Охранники же, рефлекторно попытавшись загородить пиршество спиной, стали ему виновато улыбаться.
— По граммулечке, — сказали они Гвидонову, — в честь приезда.
— Чтобы к утру были в норме, — сказал Гвидонов. — По пятьдесят раз отжаться заставлю.
То-то на их лицах засветилось счастье. За возникшую легальность их деревенского застолья. Теперь нажрутся… Но Гвидонов не шутил, утро начнется с обещанной физкультуры.
Тут уж никуда не деться, — раз пообещал. Иначе, — не бывает…
— Кого мы видим!.. — поднялся из-за стола профессор. — Кто к нам пришел!..
Деревенские начальники взглянули на входившего в дом Гвидонова. Теперь уже никто не обратил внимания на его бедный наряд. Сам директор встал навстречу и взял Гвидонова за руки.
— Сделали свои дела?.. Милости просим. Вам полагается штрафная, вы уж не обессудьте. Таков наш обычай… Глубоко уходящий корнями. В народные истоки… Запоздавшему гостю, — штрафную.
— Штрафную, — подтвердил профессор, и нетвердо поднялся со стула. — Разрешите вам представить: самый уважаемый член нашего коллектива, глубокоуважаемый Владимир Ильич.

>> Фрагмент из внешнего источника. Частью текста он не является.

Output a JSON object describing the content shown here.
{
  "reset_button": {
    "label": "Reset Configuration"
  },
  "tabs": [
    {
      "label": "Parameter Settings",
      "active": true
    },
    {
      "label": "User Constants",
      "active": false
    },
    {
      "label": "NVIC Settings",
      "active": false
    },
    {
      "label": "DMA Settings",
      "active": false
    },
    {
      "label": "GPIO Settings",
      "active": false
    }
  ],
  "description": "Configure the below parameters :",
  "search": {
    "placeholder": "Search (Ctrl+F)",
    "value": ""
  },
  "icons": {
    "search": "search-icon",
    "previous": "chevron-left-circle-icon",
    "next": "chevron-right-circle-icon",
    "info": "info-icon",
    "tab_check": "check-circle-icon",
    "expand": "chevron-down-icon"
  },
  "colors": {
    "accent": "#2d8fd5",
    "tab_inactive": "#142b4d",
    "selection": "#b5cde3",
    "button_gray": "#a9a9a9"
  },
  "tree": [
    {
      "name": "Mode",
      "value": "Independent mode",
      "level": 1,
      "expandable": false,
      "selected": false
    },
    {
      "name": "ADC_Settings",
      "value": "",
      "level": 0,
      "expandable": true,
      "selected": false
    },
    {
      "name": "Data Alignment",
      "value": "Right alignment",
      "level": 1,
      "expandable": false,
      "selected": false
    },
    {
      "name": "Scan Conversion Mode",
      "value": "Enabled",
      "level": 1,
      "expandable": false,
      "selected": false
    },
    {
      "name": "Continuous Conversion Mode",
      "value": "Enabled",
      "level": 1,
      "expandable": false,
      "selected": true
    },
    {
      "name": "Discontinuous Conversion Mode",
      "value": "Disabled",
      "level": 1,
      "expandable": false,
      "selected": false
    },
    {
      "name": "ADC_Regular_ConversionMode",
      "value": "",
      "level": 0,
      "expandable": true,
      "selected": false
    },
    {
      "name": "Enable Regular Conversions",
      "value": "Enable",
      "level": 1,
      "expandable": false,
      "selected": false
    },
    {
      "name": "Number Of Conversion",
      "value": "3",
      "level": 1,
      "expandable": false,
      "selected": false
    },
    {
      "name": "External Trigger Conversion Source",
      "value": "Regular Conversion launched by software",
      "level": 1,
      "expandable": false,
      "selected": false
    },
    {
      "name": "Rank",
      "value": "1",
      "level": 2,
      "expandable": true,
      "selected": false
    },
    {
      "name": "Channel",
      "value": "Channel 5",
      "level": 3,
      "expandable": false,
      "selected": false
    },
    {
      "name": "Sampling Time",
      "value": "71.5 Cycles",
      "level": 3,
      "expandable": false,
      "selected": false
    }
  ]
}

И, заметив некоторое замешательство на лицах, добавил:
— Не Ленин, заметьте, не Ленин… Зовите его просто: Владимир Ильич.
— Не Ленин… — прошла легкая волна над столом. — Не Ленин… Владимир Ильич присаживайтесь, вот ваше место.
И уже вознеслась рука над здоровенным стаканом, наполняя его до краев водкой. Штрафная здесь полагалась чудовищная…
6.К вечеру гуляла вся деревня.
Была она перекособочившаяся вокруг небольшого пригорка, на котором стояла заброшенная и изрядно развалившаяся кирпичная церковь. Деревня — домов в сто или чуть больше.
И везде гуляли.
Слышался женский громкий смех, визг, грубые голоса мужчин и веселые крики детей. То тут, то там играла музыка, и каждая третья песня была — последний хит Верки Сердючки «Чита-Дрита».
Кое-где за заборами звучала гармонь, — оттуда, вдобавок, доносился шум потных отплясывающих тел.
Странно, но гулянье не смолкало и не ослабевало до темноты.
По всей видимости, народ здесь жил крепкий, до этого дела охочий и к нему привычный.
Гвидонову же повезло. К застолью он попал в его завершающую фазу, кроме штрафной, которую он принял с удовольствием, обильно после нее перекусив, тостов уже не было… Через какое-то время он заметил, что профессор, сидя за столом на почетном месте, во главе его, — начал клевать носом.
Как только это заметили все, разговоры и песни стихли, местное начальство подхватило профессора под руки, и потащило в опочивальню. Которую для него приготовили в этом же доме.
Профессор к этому времени спал, как сурок. Даже на ходу, пока его тащили к кровати, во всю храпел.
Счастливый человек…
Про Гвидонова забыли. Тоже, к счастью.